Sunday after church and a large amount of ham, we went to Gloucester and took a walk on the Eastern Point Breakwater. From car door to car door it was about a mile walk, but it was windy, freezing, huge wind gusts...

I long for spring. I didn't enjoy myself as much as I would have liked to being there.

Speaking of Easter, it was nice and low key for us. My parents are 2 hours south of here but we didn't connect. We didn't go to friends' houses or eat like pigs. We skipped sunrise service but I heard our church had a GREAT one and I kind of regret it now. But. I like sleeping. And God made me this way. So... I'm okay with sleeping in on Easter.

I missed our annual Easter Egg Hunt with the children because I was giving an historical tour to visitors, so I have no good pictures of all my little buddies running rampant through the church. And Jess didn't pick up on my non-verbal cue when I handed her my camera and went into do the tour... she pocketed my camera instead of using it. Didn't know I had to spell it out for her. But.  Oh well.

On Palm Sunday I brought 3 dozen eggs to church with me, hard boiled and ready for dyeing.

It was a big hit with the kids, especially a little girl with Aspbergers who freaked out (joyfully) when there was WRITING ON THE EGG!!! I used a white crayon on all the eggs and wrote things like Jesus, and drew hearts and crosses. All the kids loved it, but she was exceptionally happy.

And this, my friends, brought me great and amazing joy. Also, I was very pleased with all the kids who didn't spill dye all over themselves or make a humongous mess on the table. Three dozen eggs was not enough - Next year we bring six dozen.

The only other really important thing going on is that my 2nd part time job on Tues-Wed-Thurs doesn't seem to have enough work for me to do. I require a great deal of training for what they need, and no one really seems to have a great deal of time to teach me. My boss and good friend B says she feels awful, but that there just isn't enough time for her to train me as she's busy ... running the company. No one else has stepped up to do anything with me, utilize my skills, so ... I think I'll be switching to per diem work. When they need a quick graphics layout or screenshots customized and mocked up for a demo.

I'm kind of okay with that since I think I've been working 5 or so hours a week for her... because there is not much to do. I've been riding a power point presentation for weeks now, which I need to finish, but can't seem to bring myself to get it done.
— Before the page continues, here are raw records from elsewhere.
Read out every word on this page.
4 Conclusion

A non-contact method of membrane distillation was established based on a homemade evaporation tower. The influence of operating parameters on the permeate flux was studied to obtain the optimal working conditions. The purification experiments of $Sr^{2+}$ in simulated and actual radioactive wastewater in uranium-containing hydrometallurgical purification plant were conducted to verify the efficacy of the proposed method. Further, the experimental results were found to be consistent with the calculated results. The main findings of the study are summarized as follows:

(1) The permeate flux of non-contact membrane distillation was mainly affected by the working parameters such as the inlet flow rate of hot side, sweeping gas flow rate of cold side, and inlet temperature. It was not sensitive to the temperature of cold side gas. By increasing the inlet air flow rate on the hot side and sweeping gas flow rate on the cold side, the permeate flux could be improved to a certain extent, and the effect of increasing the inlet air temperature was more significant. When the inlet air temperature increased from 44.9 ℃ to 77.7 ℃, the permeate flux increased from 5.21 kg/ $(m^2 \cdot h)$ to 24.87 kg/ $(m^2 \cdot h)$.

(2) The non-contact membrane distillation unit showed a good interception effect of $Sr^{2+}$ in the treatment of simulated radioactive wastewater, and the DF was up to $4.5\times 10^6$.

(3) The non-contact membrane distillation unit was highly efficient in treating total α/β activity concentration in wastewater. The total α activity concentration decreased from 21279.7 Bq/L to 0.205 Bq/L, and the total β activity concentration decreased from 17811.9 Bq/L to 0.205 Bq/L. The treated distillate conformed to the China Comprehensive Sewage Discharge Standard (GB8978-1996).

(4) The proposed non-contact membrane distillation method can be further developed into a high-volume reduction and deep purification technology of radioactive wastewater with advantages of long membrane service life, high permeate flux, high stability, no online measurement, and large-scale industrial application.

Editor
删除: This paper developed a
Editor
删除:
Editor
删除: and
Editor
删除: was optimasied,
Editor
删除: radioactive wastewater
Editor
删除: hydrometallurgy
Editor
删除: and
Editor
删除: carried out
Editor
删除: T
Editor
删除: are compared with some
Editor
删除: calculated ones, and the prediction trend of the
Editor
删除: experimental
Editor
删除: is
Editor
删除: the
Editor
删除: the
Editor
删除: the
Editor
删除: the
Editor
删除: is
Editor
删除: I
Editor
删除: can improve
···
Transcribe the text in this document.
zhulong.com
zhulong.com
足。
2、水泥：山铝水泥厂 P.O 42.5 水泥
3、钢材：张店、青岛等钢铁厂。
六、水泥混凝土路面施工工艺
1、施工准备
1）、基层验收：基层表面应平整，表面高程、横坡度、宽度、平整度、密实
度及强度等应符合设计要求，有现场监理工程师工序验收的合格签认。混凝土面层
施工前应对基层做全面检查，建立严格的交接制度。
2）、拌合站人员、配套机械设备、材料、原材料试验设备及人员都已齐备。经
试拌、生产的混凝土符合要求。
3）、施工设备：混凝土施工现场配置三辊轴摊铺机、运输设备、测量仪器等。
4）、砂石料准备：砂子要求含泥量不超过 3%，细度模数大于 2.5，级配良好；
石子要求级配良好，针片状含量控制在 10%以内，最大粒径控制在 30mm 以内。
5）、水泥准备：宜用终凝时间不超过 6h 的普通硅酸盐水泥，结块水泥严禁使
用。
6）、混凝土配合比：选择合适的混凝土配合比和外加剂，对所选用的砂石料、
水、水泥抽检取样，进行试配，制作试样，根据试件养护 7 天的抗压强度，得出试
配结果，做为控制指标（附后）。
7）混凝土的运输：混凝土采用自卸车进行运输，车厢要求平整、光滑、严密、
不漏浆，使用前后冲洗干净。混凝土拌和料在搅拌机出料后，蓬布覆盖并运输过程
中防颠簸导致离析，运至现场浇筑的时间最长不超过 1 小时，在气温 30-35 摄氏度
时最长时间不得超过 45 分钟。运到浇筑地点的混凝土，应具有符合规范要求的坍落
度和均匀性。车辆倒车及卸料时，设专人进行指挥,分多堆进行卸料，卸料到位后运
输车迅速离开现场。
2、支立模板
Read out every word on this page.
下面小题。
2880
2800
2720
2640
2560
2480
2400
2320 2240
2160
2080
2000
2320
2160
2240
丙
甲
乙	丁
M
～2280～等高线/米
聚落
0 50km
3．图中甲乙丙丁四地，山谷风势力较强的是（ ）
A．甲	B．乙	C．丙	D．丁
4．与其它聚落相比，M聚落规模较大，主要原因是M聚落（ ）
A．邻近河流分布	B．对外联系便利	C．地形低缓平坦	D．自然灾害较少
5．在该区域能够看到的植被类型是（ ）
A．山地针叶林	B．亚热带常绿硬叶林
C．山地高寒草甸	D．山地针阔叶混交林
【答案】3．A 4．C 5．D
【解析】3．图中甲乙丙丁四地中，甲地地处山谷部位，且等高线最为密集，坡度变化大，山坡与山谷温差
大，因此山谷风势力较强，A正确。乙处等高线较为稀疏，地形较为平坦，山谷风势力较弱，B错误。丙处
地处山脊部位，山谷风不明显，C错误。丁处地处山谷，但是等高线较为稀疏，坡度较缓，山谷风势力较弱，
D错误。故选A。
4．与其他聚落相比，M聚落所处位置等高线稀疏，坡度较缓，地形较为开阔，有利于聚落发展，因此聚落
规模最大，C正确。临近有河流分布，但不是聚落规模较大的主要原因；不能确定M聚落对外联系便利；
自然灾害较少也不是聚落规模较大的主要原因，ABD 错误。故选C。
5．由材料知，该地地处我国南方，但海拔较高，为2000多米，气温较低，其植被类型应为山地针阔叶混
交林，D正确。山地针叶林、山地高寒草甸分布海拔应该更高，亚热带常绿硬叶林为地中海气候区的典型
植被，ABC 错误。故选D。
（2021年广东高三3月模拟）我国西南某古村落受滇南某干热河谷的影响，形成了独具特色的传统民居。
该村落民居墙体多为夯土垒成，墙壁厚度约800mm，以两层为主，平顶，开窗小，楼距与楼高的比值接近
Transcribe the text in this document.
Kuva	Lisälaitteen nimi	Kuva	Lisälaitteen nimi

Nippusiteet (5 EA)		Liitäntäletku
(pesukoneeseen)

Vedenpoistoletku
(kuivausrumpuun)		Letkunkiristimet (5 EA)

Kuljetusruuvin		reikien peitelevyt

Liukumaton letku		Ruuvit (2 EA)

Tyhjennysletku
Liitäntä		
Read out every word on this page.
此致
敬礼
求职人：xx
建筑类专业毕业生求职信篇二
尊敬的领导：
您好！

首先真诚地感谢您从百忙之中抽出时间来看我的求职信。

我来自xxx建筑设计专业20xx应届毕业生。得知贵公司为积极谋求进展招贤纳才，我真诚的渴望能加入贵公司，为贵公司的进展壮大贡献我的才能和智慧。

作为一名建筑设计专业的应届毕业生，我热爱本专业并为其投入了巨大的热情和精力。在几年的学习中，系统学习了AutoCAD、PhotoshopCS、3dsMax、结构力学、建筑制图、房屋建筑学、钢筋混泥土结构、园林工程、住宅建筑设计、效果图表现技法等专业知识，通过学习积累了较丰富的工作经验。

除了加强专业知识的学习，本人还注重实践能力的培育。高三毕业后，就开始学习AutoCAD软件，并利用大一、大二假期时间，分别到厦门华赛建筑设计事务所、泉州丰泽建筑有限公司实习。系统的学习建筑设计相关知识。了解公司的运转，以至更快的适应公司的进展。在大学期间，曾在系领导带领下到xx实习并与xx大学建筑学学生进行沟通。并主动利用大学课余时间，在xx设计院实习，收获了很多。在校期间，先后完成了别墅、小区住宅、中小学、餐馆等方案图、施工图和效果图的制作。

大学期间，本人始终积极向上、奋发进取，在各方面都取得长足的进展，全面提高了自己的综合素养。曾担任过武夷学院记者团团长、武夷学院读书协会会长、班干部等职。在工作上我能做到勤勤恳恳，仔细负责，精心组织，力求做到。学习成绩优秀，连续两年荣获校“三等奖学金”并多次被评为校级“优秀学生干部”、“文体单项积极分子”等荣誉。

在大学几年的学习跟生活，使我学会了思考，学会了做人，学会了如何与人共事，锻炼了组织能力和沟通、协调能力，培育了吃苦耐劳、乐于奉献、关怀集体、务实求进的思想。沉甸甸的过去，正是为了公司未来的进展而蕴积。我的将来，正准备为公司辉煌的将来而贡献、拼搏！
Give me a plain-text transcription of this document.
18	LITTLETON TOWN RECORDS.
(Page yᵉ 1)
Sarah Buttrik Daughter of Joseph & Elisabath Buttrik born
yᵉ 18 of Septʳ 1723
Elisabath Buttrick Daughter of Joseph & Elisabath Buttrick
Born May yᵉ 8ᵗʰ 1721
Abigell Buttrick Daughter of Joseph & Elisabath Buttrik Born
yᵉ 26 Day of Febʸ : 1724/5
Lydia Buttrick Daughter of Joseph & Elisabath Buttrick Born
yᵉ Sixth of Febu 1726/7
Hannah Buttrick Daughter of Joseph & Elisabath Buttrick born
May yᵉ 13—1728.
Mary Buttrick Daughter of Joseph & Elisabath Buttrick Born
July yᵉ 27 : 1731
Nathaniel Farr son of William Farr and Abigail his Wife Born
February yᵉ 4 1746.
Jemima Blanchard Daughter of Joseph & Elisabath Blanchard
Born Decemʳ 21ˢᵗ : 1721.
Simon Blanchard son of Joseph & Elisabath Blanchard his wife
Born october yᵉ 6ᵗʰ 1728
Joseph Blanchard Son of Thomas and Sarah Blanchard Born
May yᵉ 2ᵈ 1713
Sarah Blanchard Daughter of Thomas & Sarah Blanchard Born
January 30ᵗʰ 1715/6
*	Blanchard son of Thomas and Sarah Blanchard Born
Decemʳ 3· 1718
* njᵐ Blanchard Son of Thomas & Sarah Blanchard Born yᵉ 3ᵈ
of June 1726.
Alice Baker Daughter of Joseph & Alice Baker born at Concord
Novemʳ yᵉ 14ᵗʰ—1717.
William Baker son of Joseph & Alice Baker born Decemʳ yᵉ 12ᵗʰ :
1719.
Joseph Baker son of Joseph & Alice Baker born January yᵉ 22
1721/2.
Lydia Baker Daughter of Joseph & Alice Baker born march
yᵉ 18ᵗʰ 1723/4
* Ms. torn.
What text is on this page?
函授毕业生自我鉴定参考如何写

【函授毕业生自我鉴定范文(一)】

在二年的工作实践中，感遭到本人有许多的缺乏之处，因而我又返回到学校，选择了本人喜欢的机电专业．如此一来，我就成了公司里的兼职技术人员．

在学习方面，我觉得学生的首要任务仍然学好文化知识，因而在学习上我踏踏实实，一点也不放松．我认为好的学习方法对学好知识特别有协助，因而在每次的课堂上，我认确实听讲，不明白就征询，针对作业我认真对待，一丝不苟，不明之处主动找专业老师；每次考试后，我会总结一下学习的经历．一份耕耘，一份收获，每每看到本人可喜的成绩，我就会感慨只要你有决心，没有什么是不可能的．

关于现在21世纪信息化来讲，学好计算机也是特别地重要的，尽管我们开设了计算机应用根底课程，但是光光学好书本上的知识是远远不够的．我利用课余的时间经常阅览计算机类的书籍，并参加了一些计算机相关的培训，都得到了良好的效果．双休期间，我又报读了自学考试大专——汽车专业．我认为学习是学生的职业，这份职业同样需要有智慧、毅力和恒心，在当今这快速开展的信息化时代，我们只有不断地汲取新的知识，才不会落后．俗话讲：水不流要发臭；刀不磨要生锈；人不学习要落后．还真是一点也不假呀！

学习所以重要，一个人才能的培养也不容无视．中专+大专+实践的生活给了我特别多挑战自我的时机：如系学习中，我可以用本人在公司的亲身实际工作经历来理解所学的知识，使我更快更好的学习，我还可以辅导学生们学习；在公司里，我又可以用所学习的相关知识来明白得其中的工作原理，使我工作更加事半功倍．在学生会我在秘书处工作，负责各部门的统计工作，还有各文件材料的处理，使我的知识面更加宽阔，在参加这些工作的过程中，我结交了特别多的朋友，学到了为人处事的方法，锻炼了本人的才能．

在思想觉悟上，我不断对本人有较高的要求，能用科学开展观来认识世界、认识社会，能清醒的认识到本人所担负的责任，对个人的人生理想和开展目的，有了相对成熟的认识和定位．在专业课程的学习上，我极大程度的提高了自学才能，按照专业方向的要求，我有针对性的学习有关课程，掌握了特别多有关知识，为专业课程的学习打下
The cooking school schedule for the office is all set, right now it looks like I'll be keeping my Monday/Friday role there through the summer unless something materializes. I spoke with a tech recruiter who seems to really understand me, and he sent me a few jobs... one of which I'm under qualified for but is a 30 hour a week job instead of a full time contract. I could see if I could work that out... but again, possibly not the right fit for my skills and I'm not sure they'd want me anyway. But, compared to two years ago, he seems to have a lot of postings instead of one once in a while... so I'm a little hopeful that there may be a good job for me somewhere. Maybe.

I feel I should spend some time with lynda.com and brush up some of my skills. I'm feeling woefully not up to speed lately.

Well, I guess that's about it. Not sure what else is going on. Looking at 2 very old dogs sleeping on a couch next to me, thinking about a nap.